Collaborative Atmosphere at Berkeley:
Doudna highlights the collaborative environment at Berkeley as a key factor in her research success. She emphasizes the importance of collaboration and expertise in cutting-edge biological research.

RNA Targeting CRISPR Systems:
Doudna expresses skepticism about recent reports suggesting that RNA targeting CRISPR systems can work like Cas9 to cut a single transcript. She explains that these enzymes, based on her research, behave more like general ribonucleases, cutting every RNA transcript they encounter.

Translational Aspects of Gene Editing:
Regarding safety and efficacy, Doudna acknowledges the need to balance these factors in both in vivo and ex vivo gene editing methods. She recognizes the potential for personalized medicine, but acknowledges the high cost associated with such treatments, such as a hypothetical $500,000 injection. Doudna emphasizes the need to address accessibility and affordability in order to make these treatments widely available.

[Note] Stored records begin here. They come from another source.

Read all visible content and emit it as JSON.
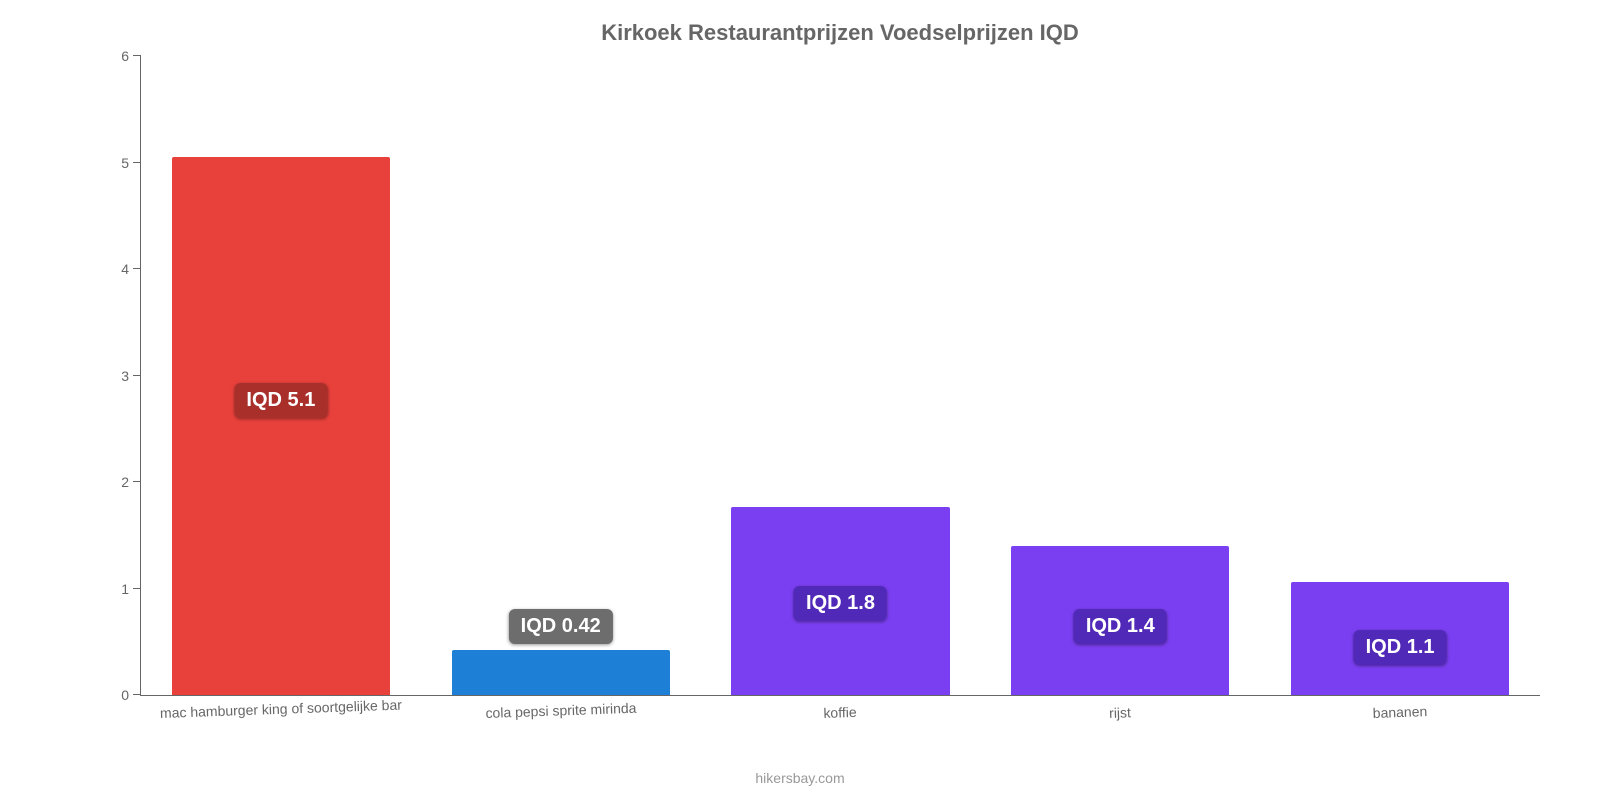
{
  "chart": {
    "type": "bar",
    "title": "Kirkoek Restaurantprijzen Voedselprijzen IQD",
    "title_fontsize": 22,
    "title_color": "#666666",
    "background_color": "#ffffff",
    "axis_color": "#666666",
    "ylim_min": 0,
    "ylim_max": 6,
    "ytick_step": 1,
    "yticks": [
      "0",
      "1",
      "2",
      "3",
      "4",
      "5",
      "6"
    ],
    "label_fontsize": 14,
    "label_color": "#666666",
    "bar_width_pct": 78,
    "categories": [
      "mac hamburger king of soortgelijke bar",
      "cola pepsi sprite mirinda",
      "koffie",
      "rijst",
      "bananen"
    ],
    "values": [
      5.05,
      0.42,
      1.77,
      1.4,
      1.06
    ],
    "value_labels": [
      "IQD 5.1",
      "IQD 0.42",
      "IQD 1.8",
      "IQD 1.4",
      "IQD 1.1"
    ],
    "bar_colors": [
      "#e8403b",
      "#1e7fd6",
      "#7b3ff2",
      "#7b3ff2",
      "#7b3ff2"
    ],
    "badge_bg_colors": [
      "#a92f2b",
      "#6d6d6d",
      "#5129b8",
      "#5129b8",
      "#5129b8"
    ],
    "badge_text_color": "#ffffff",
    "badge_fontsize": 20,
    "credit": "hikersbay.com",
    "credit_color": "#999999"
  }
}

Non-Genetic Cas9 Delivery:
Jennifer Doudna highlights the advantages of non-genetic Cas9 delivery methods in enhancing safety by limiting the duration of Cas9 presence in cells, reducing the risk of off-target effects. Pre-assembled Cas9 complexes promote rapid activity while ensuring degradation within 24 hours through natural turnover.

Cost Considerations and Potential Solutions:
Doudna mentions ongoing discussions with pharmaceutical companies regarding the pricing and accessibility of gene editing treatments. Strategies to design sets of guide RNAs that can treat a large number of patients with similar genetic disorders are being explored. The aim is to develop treatments that are effective, affordable, and widely accessible to patients.

Addressing High Costs of Current Treatments:
Doudna expresses concern about the high costs of many current clinical treatments, limiting access for many individuals. She emphasizes the need to work towards making gene editing treatments affordable and available to a broad population.

Striving for Wide Accessibility and Affordability:
Doudna stresses the importance of developing gene editing treatments that benefit a large number of people rather than just a select few. She aims to work towards making these treatments widely accessible and affordable, ensuring equitable access to life-changing therapies.